Less than a week after President Joe Biden expressed strong support for Major League Baseball’s decision to move its All-Star game to Colorado, he refused to say the Masters Tournament should also boycott Georiga over the state’s newest election law on Tuesday.
“I think that’s up to the Masters,” Biden said before expressing support for corporations enacting economic sanctions over political disagreements. “It’s reassuring to see that for-profit operations and businesses are speaking up about how these new Jim Crow laws are just antithetical to who we are.”
The guy went on ESPN on Opening Day (sacred for many of us) and lied about the bill in urging MLB to move the game.
He caused about $100M in losses to the state, which will be felt by workers, not Brian Kemp.
He won’t be forgiven for this. https://t.co/k2E38Q0Mic
— Matt Whitlock (@mattdizwhitlock) April 6, 2021
The flip-flop comes less than a week after the president told ESPN he “strongly” supported the MLB’s boycott of Georgia.

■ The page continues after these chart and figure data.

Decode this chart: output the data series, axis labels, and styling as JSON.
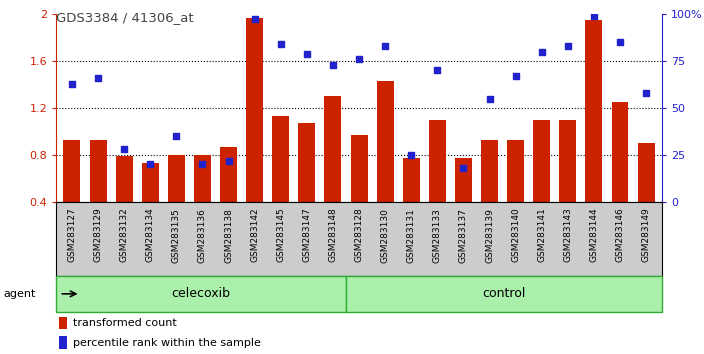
{
  "title": "GDS3384 / 41306_at",
  "categories": [
    "GSM283127",
    "GSM283129",
    "GSM283132",
    "GSM283134",
    "GSM283135",
    "GSM283136",
    "GSM283138",
    "GSM283142",
    "GSM283145",
    "GSM283147",
    "GSM283148",
    "GSM283128",
    "GSM283130",
    "GSM283131",
    "GSM283133",
    "GSM283137",
    "GSM283139",
    "GSM283140",
    "GSM283141",
    "GSM283143",
    "GSM283144",
    "GSM283146",
    "GSM283149"
  ],
  "bar_values": [
    0.93,
    0.93,
    0.79,
    0.73,
    0.8,
    0.8,
    0.87,
    1.97,
    1.13,
    1.07,
    1.3,
    0.97,
    1.43,
    0.77,
    1.1,
    0.77,
    0.93,
    0.93,
    1.1,
    1.1,
    1.95,
    1.25,
    0.9
  ],
  "scatter_values": [
    0.63,
    0.66,
    0.28,
    0.2,
    0.35,
    0.2,
    0.22,
    0.975,
    0.84,
    0.79,
    0.73,
    0.76,
    0.83,
    0.25,
    0.7,
    0.18,
    0.55,
    0.67,
    0.8,
    0.83,
    0.99,
    0.85,
    0.58
  ],
  "celecoxib_count": 11,
  "control_count": 12,
  "bar_color": "#cc2200",
  "scatter_color": "#2222cc",
  "bar_bottom": 0.4,
  "ylim_left": [
    0.4,
    2.0
  ],
  "ylim_right": [
    0.0,
    1.0
  ],
  "yticks_left": [
    0.4,
    0.8,
    1.2,
    1.6,
    2.0
  ],
  "ytick_labels_left": [
    "0.4",
    "0.8",
    "1.2",
    "1.6",
    "2"
  ],
  "yticks_right": [
    0.0,
    0.25,
    0.5,
    0.75,
    1.0
  ],
  "ytick_labels_right": [
    "0",
    "25",
    "50",
    "75",
    "100%"
  ],
  "hlines": [
    0.8,
    1.2,
    1.6
  ],
  "celecoxib_label": "celecoxib",
  "control_label": "control",
  "agent_label": "agent",
  "legend_bar_label": "transformed count",
  "legend_scatter_label": "percentile rank within the sample",
  "group_box_color": "#aaf0aa",
  "group_box_edge": "#33aa33",
  "tick_bg_color": "#cccccc",
  "title_color": "#444444"
}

“I think today’s professional athletes are acting incredibly responsibly. I would strongly support them doing that. People look to them. They’re leaders,” Biden said in an interview with ESPN on Wednesday. “Look what’s happened with the NBA, as well. Look what’s happened across the board. The very people who are victimized the most are the people who are the leaders in these various sports, and it’s just not right.”
Biden’s tune changed on Tuesday when he warned that a mass exodus of businesses from the state could hurt “the people who need the help the most.”

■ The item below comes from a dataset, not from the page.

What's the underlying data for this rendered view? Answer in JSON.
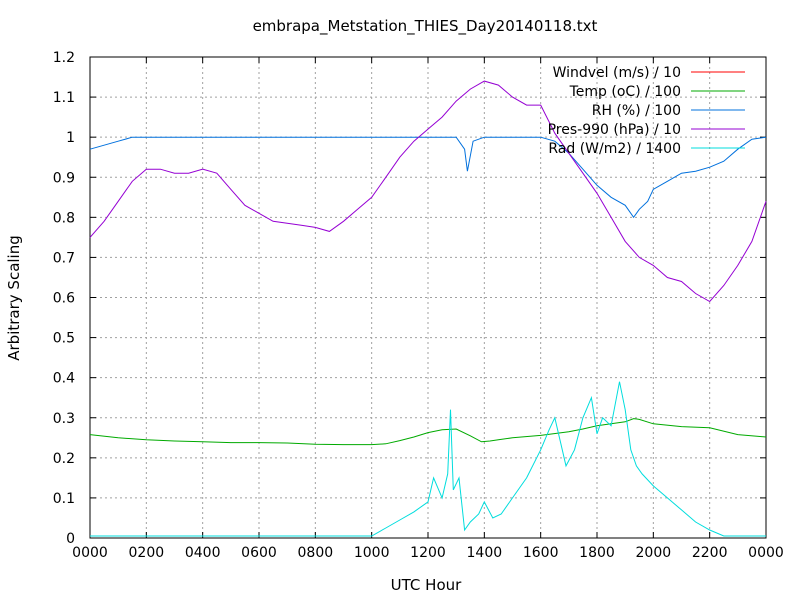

“There’s another side to it too,” he said. “When they in fact move out of Georgia, the people who need the help the most — people who are making hourly wages —sometimes get hurt the most. I think it’s a very tough decision for a corporation to make, or group to make.”
Despite his concerns, Biden claimed that he “respects them when they make that judgment” and “supports whatever judgment they make.”
On the same day of Biden’s gaslighting, White House Press Secretary Jen Psaki reiterated that the president and his administration did not call for any businesses to boycott Georgia.
“Ultimately, let me add one more thing, it’s up to Major League Baseball to determine where they’re holding their All-Star Game,” she said during her Tuesday press briefing.
“He also was not dictating that Major League Baseball move their game out of Georgia,” Psaki said on Friday. “He was conveying that if that was a decision that was made, that he would certainly support that and that’s true in the context of the remarks he made in that interview.”